Salas de espera são sempre desagradáveis, quer sejam de advogados, dentistas ou médicos. Consultório médico é pior ainda: há sempre um clima de expectativa, apreensão e temor .

Porém, o consultório do Dr. Walker era muito diferente. Dermatologista de renome, Professor da Escola de Medicina da USP, atendia num prédio situado numa das travessas da Avenida Paulista. Tempos atrás, fui consultá-lo. Havia um ar misterioso no seu local de trabalho. Uma música muito estranha invadia o ambiente com sons misteriosos semelhantes aos ruídos de uma floresta ou aos gemidos de duendes. Nas paredes, havia figuras enormes do Fantasma, conhecido personagem das histórias em quadrinhos. Não havia a tradicional secretária para atender os pacientes, tomar conta do telefone e cobrar as consultas. Quanto ao pagamento das consultas, a filosofia do Dr. era esta: “pague se puder ou quiser”.

De repente, saindo do seu consultório, o Dr. Walker foi até a sala dos pacientes os quais cumprimentou com cordialidade. Falou com um e com outro.
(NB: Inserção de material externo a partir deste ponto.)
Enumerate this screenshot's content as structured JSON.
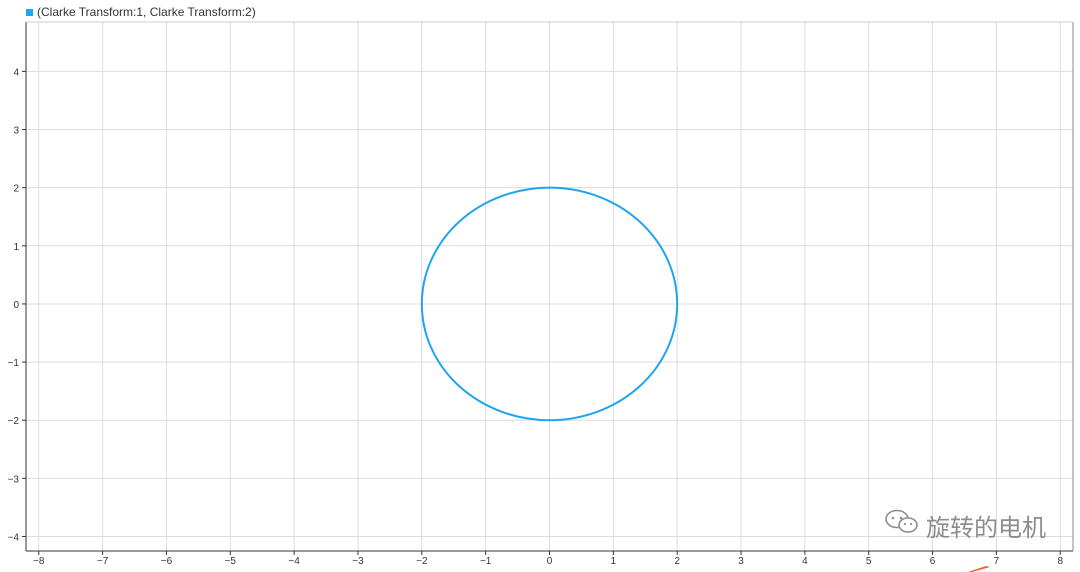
{
  "chart_data": {
    "type": "line",
    "title": "",
    "xlabel": "",
    "ylabel": "",
    "xlim": [
      -8.2,
      8.2
    ],
    "ylim": [
      -4.25,
      4.85
    ],
    "xticks": [
      -8,
      -7,
      -6,
      -5,
      -4,
      -3,
      -2,
      -1,
      0,
      1,
      2,
      3,
      4,
      5,
      6,
      7,
      8
    ],
    "yticks": [
      -4,
      -3,
      -2,
      -1,
      0,
      1,
      2,
      3,
      4
    ],
    "grid": true,
    "legend_position": "top-left",
    "series": [
      {
        "name": "(Clarke Transform:1, Clarke Transform:2)",
        "color": "#1fa4f0",
        "shape": "circle",
        "center": [
          0,
          0
        ],
        "radius": 2
      }
    ]
  },
  "legend": {
    "label": "(Clarke Transform:1, Clarke Transform:2)",
    "color": "#1fa4f0"
  },
  "watermark": {
    "text": "旋转的电机",
    "icon": "wechat-icon",
    "color": "#7a7a7a"
  },
  "colors": {
    "grid": "#dcdcdc",
    "axis": "#333333",
    "tick_label": "#333333",
    "accent": "#e8602c"
  }
}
Contou das suas saudades do tempo em que se podia andar tranquilamente pela Avenida Paulista sob a fina garoa de São Paulo. Dirigiu-se a uma das pacientes e lhe perguntou se sabia fazer chá. À resposta afirmativa da senhora, falou apontando para uma pequena cozinha:

- Então faça um chá para todos nós. A tarde está um pouco fria, não é?

Voltou para o consultório. Logo depois, entrou um menino para ser examinado. Daí a pouco , ele saiu gritando apavorado:

- Mãe, mãe! Esse médico é doido.

A mãe acalmou o menino e tudo se resolveu bem.

Meio desconfiado, chegou a minha vez de consultar. Entrei. Colocaram-me sentado num banquinho e, sob o calor de uma luz, começou a inquisição. Parecia um interrogatório policial. Eu estava rodeado por várias pessoas que, pelo ruído, escreviam incessantemente em seus bloquinhos. As vozes, em tom baixo, misturavam-se e dava para ouvir línguas estrangeiras. Percebi logo que eram alunos do curso de pós-graduação do Dr. Walker. Percebi também que o sotaque do médico era muito semelhante ao meu e, numa pausa do interrogatório, lancei também as minhas perguntas sobre as suas origens. E ele me disse que era mineiro, natural de Passos. Walker era um apelido que significava “o Passeador”, “o Caminhante”, cognome advindo do seu costume de andar pelas ruas de São Paulo numa época de segurança e garoa.

Despedi-me do Dr. Walker na certeza de que jamais me esqueceria de sua figura, do seu comportamento e de sua mineirice.